Another apparently limited option is the politics of exodus, where the objective is not to exacerbate the contradictions of capitalism, but instead to collectively withdraw from them into networks of self-reliance and communal interdependence. (A model of this notion at the grassroots level can be found in Grace Lee Boggs’s book The Next American Revolution: Sustainable Activism in the Twenty-First Century.) While the outlines of how this might work can be discerned in some of the practices of the DIY movement, capitalism has proven time and again quite adept at capturing value in even these diffuse precincts, most recently through regimes of governmentality and biopower.

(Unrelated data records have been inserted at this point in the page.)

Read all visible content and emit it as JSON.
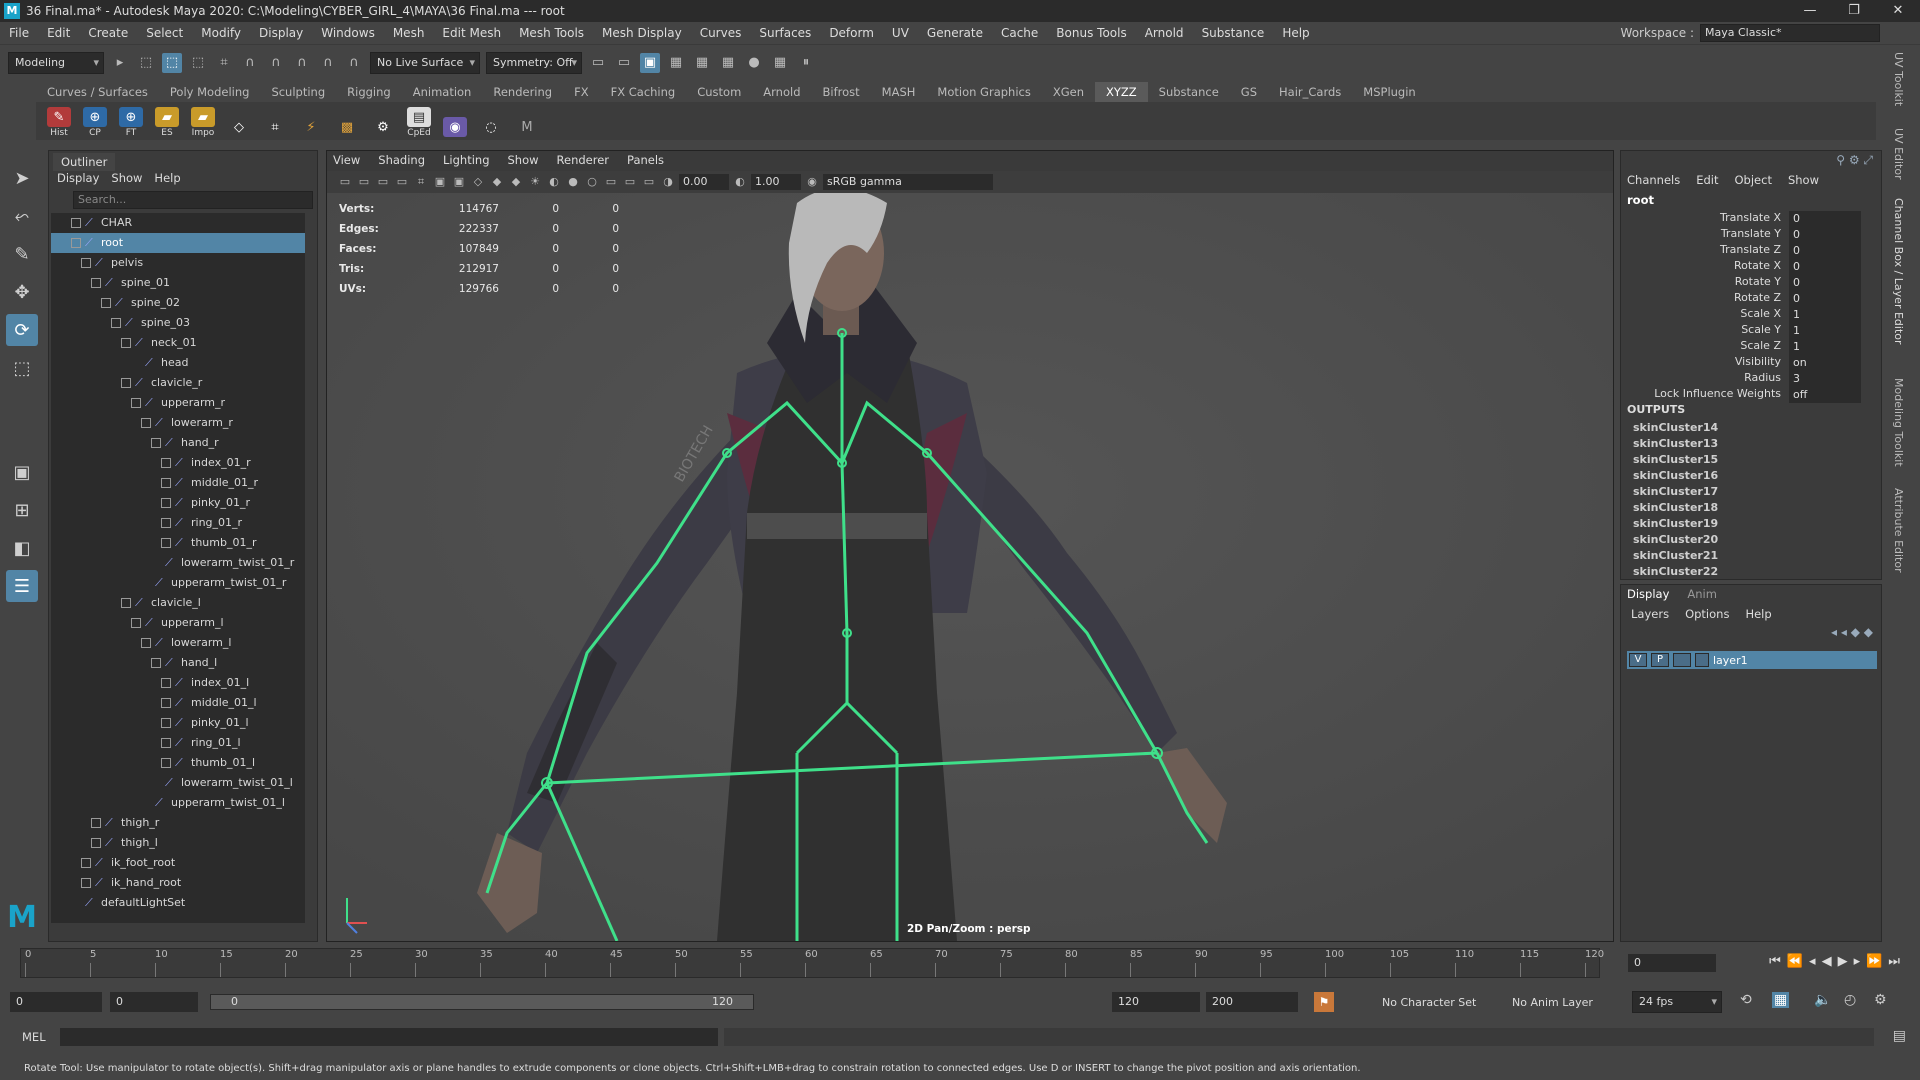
{
  "window": {
    "title": "36 Final.ma* - Autodesk Maya 2020: C:\\Modeling\\CYBER_GIRL_4\\MAYA\\36 Final.ma  ---  root",
    "minimize": "—",
    "maximize": "❐",
    "close": "✕"
  },
  "menubar": {
    "items": [
      "File",
      "Edit",
      "Create",
      "Select",
      "Modify",
      "Display",
      "Windows",
      "Mesh",
      "Edit Mesh",
      "Mesh Tools",
      "Mesh Display",
      "Curves",
      "Surfaces",
      "Deform",
      "UV",
      "Generate",
      "Cache",
      "Bonus Tools",
      "Arnold",
      "Substance",
      "Help"
    ],
    "workspace_label": "Workspace :",
    "workspace_value": "Maya Classic*"
  },
  "status_line": {
    "mode": "Modeling",
    "live_surface": "No Live Surface",
    "symmetry": "Symmetry: Off"
  },
  "shelf": {
    "tabs": [
      "Curves / Surfaces",
      "Poly Modeling",
      "Sculpting",
      "Rigging",
      "Animation",
      "Rendering",
      "FX",
      "FX Caching",
      "Custom",
      "Arnold",
      "Bifrost",
      "MASH",
      "Motion Graphics",
      "XGen",
      "XYZZ",
      "Substance",
      "GS",
      "Hair_Cards",
      "MSPlugin"
    ],
    "active_tab": "XYZZ",
    "buttons": [
      "Hist",
      "CP",
      "FT",
      "ES",
      "Impo",
      "",
      "",
      "",
      "",
      "",
      "CpEd",
      "",
      ""
    ]
  },
  "outliner": {
    "title": "Outliner",
    "menu": [
      "Display",
      "Show",
      "Help"
    ],
    "search_placeholder": "Search...",
    "rows": [
      {
        "label": "CHAR",
        "indent": 2,
        "exp": "+",
        "selected": false
      },
      {
        "label": "root",
        "indent": 2,
        "exp": "−",
        "selected": true
      },
      {
        "label": "pelvis",
        "indent": 3,
        "exp": "−",
        "selected": false
      },
      {
        "label": "spine_01",
        "indent": 4,
        "exp": "−",
        "selected": false
      },
      {
        "label": "spine_02",
        "indent": 5,
        "exp": "−",
        "selected": false
      },
      {
        "label": "spine_03",
        "indent": 6,
        "exp": "−",
        "selected": false
      },
      {
        "label": "neck_01",
        "indent": 7,
        "exp": "−",
        "selected": false
      },
      {
        "label": "head",
        "indent": 8,
        "exp": "",
        "selected": false
      },
      {
        "label": "clavicle_r",
        "indent": 7,
        "exp": "−",
        "selected": false
      },
      {
        "label": "upperarm_r",
        "indent": 8,
        "exp": "−",
        "selected": false
      },
      {
        "label": "lowerarm_r",
        "indent": 9,
        "exp": "−",
        "selected": false
      },
      {
        "label": "hand_r",
        "indent": 10,
        "exp": "−",
        "selected": false
      },
      {
        "label": "index_01_r",
        "indent": 11,
        "exp": "+",
        "selected": false
      },
      {
        "label": "middle_01_r",
        "indent": 11,
        "exp": "+",
        "selected": false
      },
      {
        "label": "pinky_01_r",
        "indent": 11,
        "exp": "+",
        "selected": false
      },
      {
        "label": "ring_01_r",
        "indent": 11,
        "exp": "+",
        "selected": false
      },
      {
        "label": "thumb_01_r",
        "indent": 11,
        "exp": "+",
        "selected": false
      },
      {
        "label": "lowerarm_twist_01_r",
        "indent": 10,
        "exp": "",
        "selected": false
      },
      {
        "label": "upperarm_twist_01_r",
        "indent": 9,
        "exp": "",
        "selected": false
      },
      {
        "label": "clavicle_l",
        "indent": 7,
        "exp": "−",
        "selected": false
      },
      {
        "label": "upperarm_l",
        "indent": 8,
        "exp": "−",
        "selected": false
      },
      {
        "label": "lowerarm_l",
        "indent": 9,
        "exp": "−",
        "selected": false
      },
      {
        "label": "hand_l",
        "indent": 10,
        "exp": "−",
        "selected": false
      },
      {
        "label": "index_01_l",
        "indent": 11,
        "exp": "+",
        "selected": false
      },
      {
        "label": "middle_01_l",
        "indent": 11,
        "exp": "+",
        "selected": false
      },
      {
        "label": "pinky_01_l",
        "indent": 11,
        "exp": "+",
        "selected": false
      },
      {
        "label": "ring_01_l",
        "indent": 11,
        "exp": "+",
        "selected": false
      },
      {
        "label": "thumb_01_l",
        "indent": 11,
        "exp": "+",
        "selected": false
      },
      {
        "label": "lowerarm_twist_01_l",
        "indent": 10,
        "exp": "",
        "selected": false
      },
      {
        "label": "upperarm_twist_01_l",
        "indent": 9,
        "exp": "",
        "selected": false
      },
      {
        "label": "thigh_r",
        "indent": 4,
        "exp": "+",
        "selected": false
      },
      {
        "label": "thigh_l",
        "indent": 4,
        "exp": "+",
        "selected": false
      },
      {
        "label": "ik_foot_root",
        "indent": 3,
        "exp": "+",
        "selected": false
      },
      {
        "label": "ik_hand_root",
        "indent": 3,
        "exp": "+",
        "selected": false
      },
      {
        "label": "defaultLightSet",
        "indent": 2,
        "exp": "",
        "selected": false
      }
    ]
  },
  "viewport": {
    "menu": [
      "View",
      "Shading",
      "Lighting",
      "Show",
      "Renderer",
      "Panels"
    ],
    "exposure": "0.00",
    "gamma": "1.00",
    "colorspace": "sRGB gamma",
    "hud": [
      {
        "label": "Verts:",
        "value": "114767",
        "c1": "0",
        "c2": "0"
      },
      {
        "label": "Edges:",
        "value": "222337",
        "c1": "0",
        "c2": "0"
      },
      {
        "label": "Faces:",
        "value": "107849",
        "c1": "0",
        "c2": "0"
      },
      {
        "label": "Tris:",
        "value": "212917",
        "c1": "0",
        "c2": "0"
      },
      {
        "label": "UVs:",
        "value": "129766",
        "c1": "0",
        "c2": "0"
      }
    ],
    "camera_label": "2D Pan/Zoom : persp",
    "jacket_text": "BIOTECH"
  },
  "channelbox": {
    "menu": [
      "Channels",
      "Edit",
      "Object",
      "Show"
    ],
    "node": "root",
    "attrs": [
      {
        "name": "Translate X",
        "value": "0"
      },
      {
        "name": "Translate Y",
        "value": "0"
      },
      {
        "name": "Translate Z",
        "value": "0"
      },
      {
        "name": "Rotate X",
        "value": "0"
      },
      {
        "name": "Rotate Y",
        "value": "0"
      },
      {
        "name": "Rotate Z",
        "value": "0"
      },
      {
        "name": "Scale X",
        "value": "1"
      },
      {
        "name": "Scale Y",
        "value": "1"
      },
      {
        "name": "Scale Z",
        "value": "1"
      },
      {
        "name": "Visibility",
        "value": "on"
      },
      {
        "name": "Radius",
        "value": "3"
      },
      {
        "name": "Lock Influence Weights",
        "value": "off"
      }
    ],
    "outputs_label": "OUTPUTS",
    "outputs": [
      "skinCluster14",
      "skinCluster13",
      "skinCluster15",
      "skinCluster16",
      "skinCluster17",
      "skinCluster18",
      "skinCluster19",
      "skinCluster20",
      "skinCluster21",
      "skinCluster22"
    ]
  },
  "layers": {
    "tabs": [
      "Display",
      "Anim"
    ],
    "menu": [
      "Layers",
      "Options",
      "Help"
    ],
    "layer": {
      "v": "V",
      "p": "P",
      "name": "layer1"
    }
  },
  "right_tabs": [
    "UV Toolkit",
    "UV Editor",
    "Channel Box / Layer Editor",
    "Modeling Toolkit",
    "Attribute Editor"
  ],
  "timeline": {
    "ticks": [
      "0",
      "5",
      "10",
      "15",
      "20",
      "25",
      "30",
      "35",
      "40",
      "45",
      "50",
      "55",
      "60",
      "65",
      "70",
      "75",
      "80",
      "85",
      "90",
      "95",
      "100",
      "105",
      "110",
      "115",
      "120"
    ],
    "current_frame": "0"
  },
  "range": {
    "start": "0",
    "playback_start": "0",
    "slider_start": "0",
    "slider_end": "120",
    "playback_end": "120",
    "end": "200",
    "character_set": "No Character Set",
    "anim_layer": "No Anim Layer",
    "fps": "24 fps"
  },
  "cmdline": {
    "label": "MEL"
  },
  "helpline": {
    "text": "Rotate Tool: Use manipulator to rotate object(s). Shift+drag manipulator axis or plane handles to extrude components or clone objects. Ctrl+Shift+LMB+drag to constrain rotation to connected edges. Use D or INSERT to change the pivot position and axis orientation."
  }
}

In lieu of these alternatives, the question becomes, to coin a phrase, “So then what is to be done?” The first step, according to Fleming, is to demonstrate the irrationality of so-called rational choice and its underlying free-market fundamentalism, which as evidence of the last few decades has shown does not lead to greater productivity and growth but only serves to redistribute economic gains upward. Second, the state must perforce be reinvigorated in order to restore a more just balance in the relationship between capital and labor and promote a revitalization of what constitutes the public good. While much has been done in terms of exposing the former, the latter, unhappily, appears to be receding farther and farther from view.